METHODS AND RESULTS In 18 patients (mean age, 16.5 +/- 6.5 years), late (12.6 +/- 5.2 years) after Fallot surgery, forward and regurgitant volume flow was measured in the main pulmonary artery with NMR velocity mapping. To validate the measurements of pulmonary forward flow, right ventricular stroke volume was used as an internal reference standard. Pulmonary regurgitation volumes were compared with the differences between the corresponding right and left ventricular stroke volumes. Ventricular volumes were measured with a multisection gradient echo NMR method. In addition, the relation between pulmonary regurgitation and right ventricular volumes was studied. Measurements of pulmonary regurgitation volume with NMR velocity mapping closely corresponded with the tomographically determined volumes (r = .93). Forward pulmonary volume flow was nearly identical to right ventricular stroke volume (r = .98).

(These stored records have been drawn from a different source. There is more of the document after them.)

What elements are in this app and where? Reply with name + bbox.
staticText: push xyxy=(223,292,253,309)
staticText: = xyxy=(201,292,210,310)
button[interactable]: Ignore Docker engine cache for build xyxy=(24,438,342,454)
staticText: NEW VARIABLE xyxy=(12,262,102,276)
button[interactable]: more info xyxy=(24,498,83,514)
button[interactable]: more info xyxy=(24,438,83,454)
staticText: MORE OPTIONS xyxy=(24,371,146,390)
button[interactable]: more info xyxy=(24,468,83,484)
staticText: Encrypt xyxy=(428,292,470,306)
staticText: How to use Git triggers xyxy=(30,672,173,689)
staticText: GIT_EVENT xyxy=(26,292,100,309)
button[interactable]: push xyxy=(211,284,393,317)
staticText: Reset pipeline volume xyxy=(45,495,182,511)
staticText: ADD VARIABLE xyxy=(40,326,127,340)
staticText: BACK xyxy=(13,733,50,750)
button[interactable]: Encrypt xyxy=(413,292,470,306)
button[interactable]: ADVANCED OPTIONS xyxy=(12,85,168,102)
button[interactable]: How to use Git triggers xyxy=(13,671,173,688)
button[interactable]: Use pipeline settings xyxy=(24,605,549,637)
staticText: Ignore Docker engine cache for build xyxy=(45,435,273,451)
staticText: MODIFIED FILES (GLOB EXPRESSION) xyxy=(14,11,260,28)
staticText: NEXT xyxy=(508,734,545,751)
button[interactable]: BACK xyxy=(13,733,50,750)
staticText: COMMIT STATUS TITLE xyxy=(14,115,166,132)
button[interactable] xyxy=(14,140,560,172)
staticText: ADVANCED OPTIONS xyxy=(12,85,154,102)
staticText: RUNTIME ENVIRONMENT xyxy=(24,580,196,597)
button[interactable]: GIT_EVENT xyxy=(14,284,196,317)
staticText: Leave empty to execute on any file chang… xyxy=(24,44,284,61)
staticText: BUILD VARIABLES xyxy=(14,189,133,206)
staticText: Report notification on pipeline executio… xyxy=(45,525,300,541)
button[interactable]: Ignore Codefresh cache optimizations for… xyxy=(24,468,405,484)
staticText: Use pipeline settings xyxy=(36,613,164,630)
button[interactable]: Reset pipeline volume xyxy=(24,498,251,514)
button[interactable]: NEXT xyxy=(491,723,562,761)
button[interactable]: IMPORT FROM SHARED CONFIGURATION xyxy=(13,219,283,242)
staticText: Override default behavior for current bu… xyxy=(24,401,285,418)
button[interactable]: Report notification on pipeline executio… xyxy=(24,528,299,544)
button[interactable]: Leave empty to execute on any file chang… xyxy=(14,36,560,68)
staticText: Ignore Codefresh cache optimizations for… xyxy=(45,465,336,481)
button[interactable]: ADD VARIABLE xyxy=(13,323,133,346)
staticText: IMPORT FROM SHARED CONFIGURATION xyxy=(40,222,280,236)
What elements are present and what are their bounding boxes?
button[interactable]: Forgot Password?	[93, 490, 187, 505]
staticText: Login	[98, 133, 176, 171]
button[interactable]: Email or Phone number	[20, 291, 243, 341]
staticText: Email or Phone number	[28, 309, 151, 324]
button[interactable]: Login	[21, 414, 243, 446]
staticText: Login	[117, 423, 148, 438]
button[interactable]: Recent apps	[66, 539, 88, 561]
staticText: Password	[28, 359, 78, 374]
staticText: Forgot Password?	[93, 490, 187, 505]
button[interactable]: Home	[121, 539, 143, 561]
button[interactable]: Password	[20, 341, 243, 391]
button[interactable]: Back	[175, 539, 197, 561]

Pulmonary regurgitation volume was significantly correlated with end-diastolic volume (r = .82, P < .0005), end-systolic volume (r = .63, P < .01), and stroke volume (r = .89, P < .0005) of the right ventricular but not with right ventricular ejection fraction (r = .41, P = NS).
CONCLUSIONS NMR velocity mapping is an accurate method for the noninvasive, volumetric quantification of pulmonary regurgitation after surgical correction of tetralogy of Fallot.